Although individual CT findings were sometimes helpful, the overlap in these findings among cystic lung diseases is still considerable; in many cases, each CT finding alone was not useful for discriminating one disease from another. On the basis of the results of our study, we consider that the most helpful finding in distinguishing cystic lung disease is a combination of traction bronchiectasis, clustered distribution of cysts, and lower zone predominance of cysts to diagnose usual interstitial pneumonia; a combination of areas of ground-glass attenuation around the cyst and lack of a perceptible cyst wall to diagnose desquamative interstitial pneumonia or respiratory bronchiolitis interstitial lung disease; a combination of interlobular septal thickening, thickening of bronchovascular bundles, and scattered distribution of cysts to diagnose lymphocytic interstitial pneumonia; a combination of lack of a perceptible cyst wall and lack of areas of ground-glass attenuation to diagnose emphysema; a combination of lack of areas of ground-glass attenuation, scattered distribution of cysts, and random distribution of cysts to diagnose lymphangioleiomyomatosis; and a combination of small nodules, lobulated cyst configuration, and upper lung zone predominance of the cysts to diagnose Langerhans cell histiocytosis. However, the results of our study show that considerable overlap among the CT findings of the various diseases that precludes a confident diagnosis in approximately 50% of cases.
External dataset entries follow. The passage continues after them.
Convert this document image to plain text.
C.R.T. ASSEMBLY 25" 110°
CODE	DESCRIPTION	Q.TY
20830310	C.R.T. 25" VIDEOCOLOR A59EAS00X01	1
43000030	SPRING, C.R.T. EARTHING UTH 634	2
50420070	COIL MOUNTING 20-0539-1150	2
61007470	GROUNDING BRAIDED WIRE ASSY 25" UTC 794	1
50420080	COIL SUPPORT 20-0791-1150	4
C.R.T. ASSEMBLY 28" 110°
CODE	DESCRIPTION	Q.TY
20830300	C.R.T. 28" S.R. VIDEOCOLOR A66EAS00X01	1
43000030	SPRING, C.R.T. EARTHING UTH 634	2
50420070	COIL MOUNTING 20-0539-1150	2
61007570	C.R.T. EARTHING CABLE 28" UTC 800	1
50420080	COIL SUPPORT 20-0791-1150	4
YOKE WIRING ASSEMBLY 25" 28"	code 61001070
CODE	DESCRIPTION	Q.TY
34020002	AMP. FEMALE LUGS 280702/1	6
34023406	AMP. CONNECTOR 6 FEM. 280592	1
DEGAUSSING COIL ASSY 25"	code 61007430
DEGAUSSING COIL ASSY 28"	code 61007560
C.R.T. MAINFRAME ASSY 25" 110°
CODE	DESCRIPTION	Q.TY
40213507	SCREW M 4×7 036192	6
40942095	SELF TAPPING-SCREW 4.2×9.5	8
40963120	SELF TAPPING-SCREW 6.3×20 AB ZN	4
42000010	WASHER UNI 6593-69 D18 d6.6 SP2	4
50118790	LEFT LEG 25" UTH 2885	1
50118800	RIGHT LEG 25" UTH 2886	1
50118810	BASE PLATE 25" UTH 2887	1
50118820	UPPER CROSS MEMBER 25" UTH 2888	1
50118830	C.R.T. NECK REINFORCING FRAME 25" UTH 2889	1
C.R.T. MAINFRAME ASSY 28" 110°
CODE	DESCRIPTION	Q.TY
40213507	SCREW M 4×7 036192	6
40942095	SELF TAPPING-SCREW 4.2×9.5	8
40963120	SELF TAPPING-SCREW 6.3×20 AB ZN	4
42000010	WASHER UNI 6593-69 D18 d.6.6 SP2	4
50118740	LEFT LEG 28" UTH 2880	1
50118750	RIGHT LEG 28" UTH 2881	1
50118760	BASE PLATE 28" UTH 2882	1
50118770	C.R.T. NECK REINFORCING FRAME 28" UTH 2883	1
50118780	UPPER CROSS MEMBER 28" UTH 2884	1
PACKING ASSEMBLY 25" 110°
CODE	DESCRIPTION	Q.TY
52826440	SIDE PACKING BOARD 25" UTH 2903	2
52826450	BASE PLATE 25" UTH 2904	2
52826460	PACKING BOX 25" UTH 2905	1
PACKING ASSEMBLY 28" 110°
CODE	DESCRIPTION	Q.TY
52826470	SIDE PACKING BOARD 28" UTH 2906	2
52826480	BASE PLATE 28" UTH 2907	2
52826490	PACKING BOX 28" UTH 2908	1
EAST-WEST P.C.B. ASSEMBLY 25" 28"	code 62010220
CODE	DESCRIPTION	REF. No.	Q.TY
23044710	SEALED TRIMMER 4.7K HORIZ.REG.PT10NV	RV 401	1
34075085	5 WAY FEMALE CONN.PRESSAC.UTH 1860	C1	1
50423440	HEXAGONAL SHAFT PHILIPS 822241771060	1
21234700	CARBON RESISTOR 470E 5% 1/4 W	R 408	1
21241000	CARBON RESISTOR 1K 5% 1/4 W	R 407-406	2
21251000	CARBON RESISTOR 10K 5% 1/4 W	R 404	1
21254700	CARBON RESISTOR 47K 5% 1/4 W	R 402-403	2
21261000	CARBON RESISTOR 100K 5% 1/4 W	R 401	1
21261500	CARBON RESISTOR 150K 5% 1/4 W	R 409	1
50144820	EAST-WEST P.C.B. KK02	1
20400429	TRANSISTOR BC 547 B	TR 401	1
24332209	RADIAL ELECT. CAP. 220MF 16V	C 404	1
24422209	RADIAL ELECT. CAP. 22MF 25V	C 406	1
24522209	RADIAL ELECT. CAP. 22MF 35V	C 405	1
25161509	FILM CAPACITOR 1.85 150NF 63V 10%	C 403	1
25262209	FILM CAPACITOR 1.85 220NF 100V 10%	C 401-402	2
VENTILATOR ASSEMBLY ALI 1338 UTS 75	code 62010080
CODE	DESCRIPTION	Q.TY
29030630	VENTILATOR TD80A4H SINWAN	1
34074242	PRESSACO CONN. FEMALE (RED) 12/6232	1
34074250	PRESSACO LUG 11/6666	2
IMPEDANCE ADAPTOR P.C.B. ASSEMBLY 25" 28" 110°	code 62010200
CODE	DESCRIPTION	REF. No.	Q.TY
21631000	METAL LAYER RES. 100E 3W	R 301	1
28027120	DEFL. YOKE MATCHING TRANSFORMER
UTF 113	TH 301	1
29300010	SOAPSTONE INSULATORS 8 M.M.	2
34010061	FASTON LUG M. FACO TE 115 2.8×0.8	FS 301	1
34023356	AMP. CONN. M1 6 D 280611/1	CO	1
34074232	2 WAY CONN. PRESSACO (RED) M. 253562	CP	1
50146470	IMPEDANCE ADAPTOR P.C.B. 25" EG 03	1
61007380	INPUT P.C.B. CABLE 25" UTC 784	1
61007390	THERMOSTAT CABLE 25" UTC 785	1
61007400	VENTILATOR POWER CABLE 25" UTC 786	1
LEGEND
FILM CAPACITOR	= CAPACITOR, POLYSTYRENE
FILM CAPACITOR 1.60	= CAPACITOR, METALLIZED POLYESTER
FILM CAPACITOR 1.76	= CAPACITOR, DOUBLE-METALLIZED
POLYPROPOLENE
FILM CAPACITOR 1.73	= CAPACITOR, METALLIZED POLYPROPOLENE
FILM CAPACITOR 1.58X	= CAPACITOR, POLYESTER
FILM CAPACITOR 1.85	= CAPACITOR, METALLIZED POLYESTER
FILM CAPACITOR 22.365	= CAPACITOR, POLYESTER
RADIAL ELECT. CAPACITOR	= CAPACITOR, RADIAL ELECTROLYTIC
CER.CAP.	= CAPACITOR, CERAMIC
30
Our study has several limitations. First, the study was retrospective and included a relatively small number of patients and only a few diseases. Second, because no clinical information was given, the observers were at an unrealistic disadvantage. Several entities had distinct clinical presentations and demographic features. Third, the study was biased because in clinical practice the differential diagnosis must include entities other than chronic cystic lung diseases. Furthermore, the study had a selection bias. The number of patients selected in this study did not reflect the frequency of the disease radiologists encounter in daily clinical practice. Fourth, because most cases were biopsy proven, cases with highly characteristic findings might not have undergone biopsy and thus might have been excluded. Therefore, the reported accuracy values may be artificially low. However, the main goal of our study was to determine whether the findings in various cystic lung diseases are sufficiently characteristic to allow their distinction on high-resolution CT. This goal was achieved, we believe, by having the observers review the findings without awareness of the clinical data and by committing to a diagnosis based on data in the literature.
In conclusion, although various cystic lung diseases often have a characteristic appearance that allows their distinction on high-resolution CT, the CT findings overlap considerably. Therefore, lung biopsy is often required for a definitive diagnosis.